Try either of these lasagnas and you'll see for yourself just how effortless a vegan lasagna can be.

And, a few tips to keep your lasagna from slip-sliding:
1) Don't add too many water-rich veggies like raw mushrooms or zucchini between the layers. They'll release a lot of moisture through cooking, and make for a runny sauce. If you want to add veggies, cook them down first, either through sauteing or roasting, or use things like sun-dried tomatoes, artichokes, and olives.
2) Use a thicker sauce, or as with my lasagna above, add some lentils to the sauce to thicken it. Don't water down your sauce or otherwise dilute it.
3) You can add some thick purees such as dips to spread on one or more layers in the centre to 'bind' the lasagna. Think of artichoke dip or even hummus... or my 'Rawesome Nut Dip' from ed&bv - this is excellent as a layer in lasagna, and I have a post coming up soon to show it to you!

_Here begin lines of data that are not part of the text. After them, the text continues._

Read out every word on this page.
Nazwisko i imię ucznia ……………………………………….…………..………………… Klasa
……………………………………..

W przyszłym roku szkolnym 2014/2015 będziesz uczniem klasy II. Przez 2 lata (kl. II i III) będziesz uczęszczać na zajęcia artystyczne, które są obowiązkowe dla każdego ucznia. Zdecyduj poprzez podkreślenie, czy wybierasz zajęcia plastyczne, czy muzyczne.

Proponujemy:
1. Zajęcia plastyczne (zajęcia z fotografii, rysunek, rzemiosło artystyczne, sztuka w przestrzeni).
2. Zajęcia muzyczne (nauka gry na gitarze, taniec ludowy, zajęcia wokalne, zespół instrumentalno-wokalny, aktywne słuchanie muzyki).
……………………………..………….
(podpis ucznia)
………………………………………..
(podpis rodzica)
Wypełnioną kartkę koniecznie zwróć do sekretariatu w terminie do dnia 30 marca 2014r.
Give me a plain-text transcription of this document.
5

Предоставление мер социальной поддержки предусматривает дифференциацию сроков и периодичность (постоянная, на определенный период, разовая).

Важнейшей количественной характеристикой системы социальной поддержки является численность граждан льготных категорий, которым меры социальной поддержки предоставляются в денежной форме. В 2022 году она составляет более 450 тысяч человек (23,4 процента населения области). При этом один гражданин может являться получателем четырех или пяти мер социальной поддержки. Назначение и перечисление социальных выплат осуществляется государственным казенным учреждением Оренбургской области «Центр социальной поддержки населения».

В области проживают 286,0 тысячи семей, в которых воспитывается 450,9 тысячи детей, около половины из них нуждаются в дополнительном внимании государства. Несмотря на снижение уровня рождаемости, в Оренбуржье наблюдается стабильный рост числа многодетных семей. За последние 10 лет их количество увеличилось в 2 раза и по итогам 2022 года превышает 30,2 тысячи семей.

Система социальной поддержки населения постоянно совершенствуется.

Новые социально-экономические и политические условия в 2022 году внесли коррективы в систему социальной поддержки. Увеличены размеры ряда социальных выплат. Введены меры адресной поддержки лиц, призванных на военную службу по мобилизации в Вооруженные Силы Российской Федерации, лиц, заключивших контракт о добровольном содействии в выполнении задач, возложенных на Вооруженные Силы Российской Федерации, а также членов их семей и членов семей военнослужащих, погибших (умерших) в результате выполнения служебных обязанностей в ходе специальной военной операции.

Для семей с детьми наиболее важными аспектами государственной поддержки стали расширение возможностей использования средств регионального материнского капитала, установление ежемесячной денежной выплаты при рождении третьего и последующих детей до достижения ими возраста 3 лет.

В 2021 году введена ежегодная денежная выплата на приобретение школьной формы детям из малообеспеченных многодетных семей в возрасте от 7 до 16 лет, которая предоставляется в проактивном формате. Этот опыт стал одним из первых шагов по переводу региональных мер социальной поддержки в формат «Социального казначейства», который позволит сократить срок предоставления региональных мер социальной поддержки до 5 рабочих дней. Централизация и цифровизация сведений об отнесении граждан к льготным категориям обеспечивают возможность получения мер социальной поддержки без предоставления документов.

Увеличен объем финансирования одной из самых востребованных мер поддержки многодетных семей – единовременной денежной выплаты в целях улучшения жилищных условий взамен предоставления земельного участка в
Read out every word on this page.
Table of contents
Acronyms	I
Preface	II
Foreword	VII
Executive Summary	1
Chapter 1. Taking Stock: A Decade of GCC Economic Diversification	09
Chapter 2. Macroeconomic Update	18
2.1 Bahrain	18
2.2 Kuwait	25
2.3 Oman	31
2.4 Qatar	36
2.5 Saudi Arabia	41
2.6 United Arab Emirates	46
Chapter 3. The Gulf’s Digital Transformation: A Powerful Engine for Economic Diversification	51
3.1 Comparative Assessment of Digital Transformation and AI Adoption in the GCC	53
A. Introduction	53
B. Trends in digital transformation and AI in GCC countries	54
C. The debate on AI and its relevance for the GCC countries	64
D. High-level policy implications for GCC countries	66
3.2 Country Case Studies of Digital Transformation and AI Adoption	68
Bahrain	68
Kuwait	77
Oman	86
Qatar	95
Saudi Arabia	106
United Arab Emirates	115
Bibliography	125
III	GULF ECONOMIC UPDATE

Mamma mia! Go make some lasagna and eat, drink & be vegan!



Friday, March 07, 2008

Amazon Grief

I've heard from some of you asking about two things with ed&bv. First, what's up with the price listed on amazon, and secondly... WHEN THE HECK will they get their copy ordered weeks (and maybe months) back?!!

As for the price, no ed&bv is NOT $59.98 US. It is $24.95 US. I don't know why that inflated price is showing, I'm guessing there are a few sellers that have been allowed to jack up the price given there is no other stock. But, once amazon has stock again, you will see the price back to $24.95 US.

Now, as for when the books will be shipped. We now have stock. YAY! As I've explained to some of you, ed&bv sold out quicker than my publisher anticipated. The reprint was ordered, but before long stock was depleted. Plus, a new printer was employed and my publisher encountered unforeseen delays. All of this sums up to you having to wait for your copy of ed&bv. The good news is that the copies have been shipped and are on their way to amazon. I expect to see amazon showing stock and filling the back orders any day now.

Once I know amazon has stock and is shipping, I'll post again to let you know. I'm going for a much needed chocolate and tea break now.

Wednesday, March 05, 2008

Presenting: The Cake Condom


This photo is courtesy of a dear friend of mine. It was her son's birthday recently, and she told me about the "cake condom" she made for her Triple Layer Chocolate Cream Cake. Initially, she used it to cover the cake so she could add the CARS stickers you see (her boy is a huge fan).

But, she went on to explain the hidden bonus of the plastic wrap covering... I cracked up when we talked over the phone about this, and so I asked her for the photo to share it with you.

All of us parents know the scene:
We have this delicious cake made for our child's birthday... and we get the candles lit, and as we are getting excited about having a piece of that cake too, we see not only our child blow spittles all over the cake, but, we see a crowd of other kidlets join in on the birthday cake spray. Yum. yum.

While I know most of us won't be covering our beautifully frosted cakes with plastic wrap, wouldn't it be nice to have a way to not share the spittles?! I mean, as parents, it's not uncommon to eat after our own children, and admittedly we have ingested a fair amount of our kids' backwash and partly chewed food (ie a chip that's been licked and returned to a chip bowl - ewww! - and leftovers they kindly 'give' to us). But, whenever we have these birthday parties, we know we are sharing not just the cake, but the "blow-out-your-candles"spit spray from all the kidlets joining in. Not so appetizing!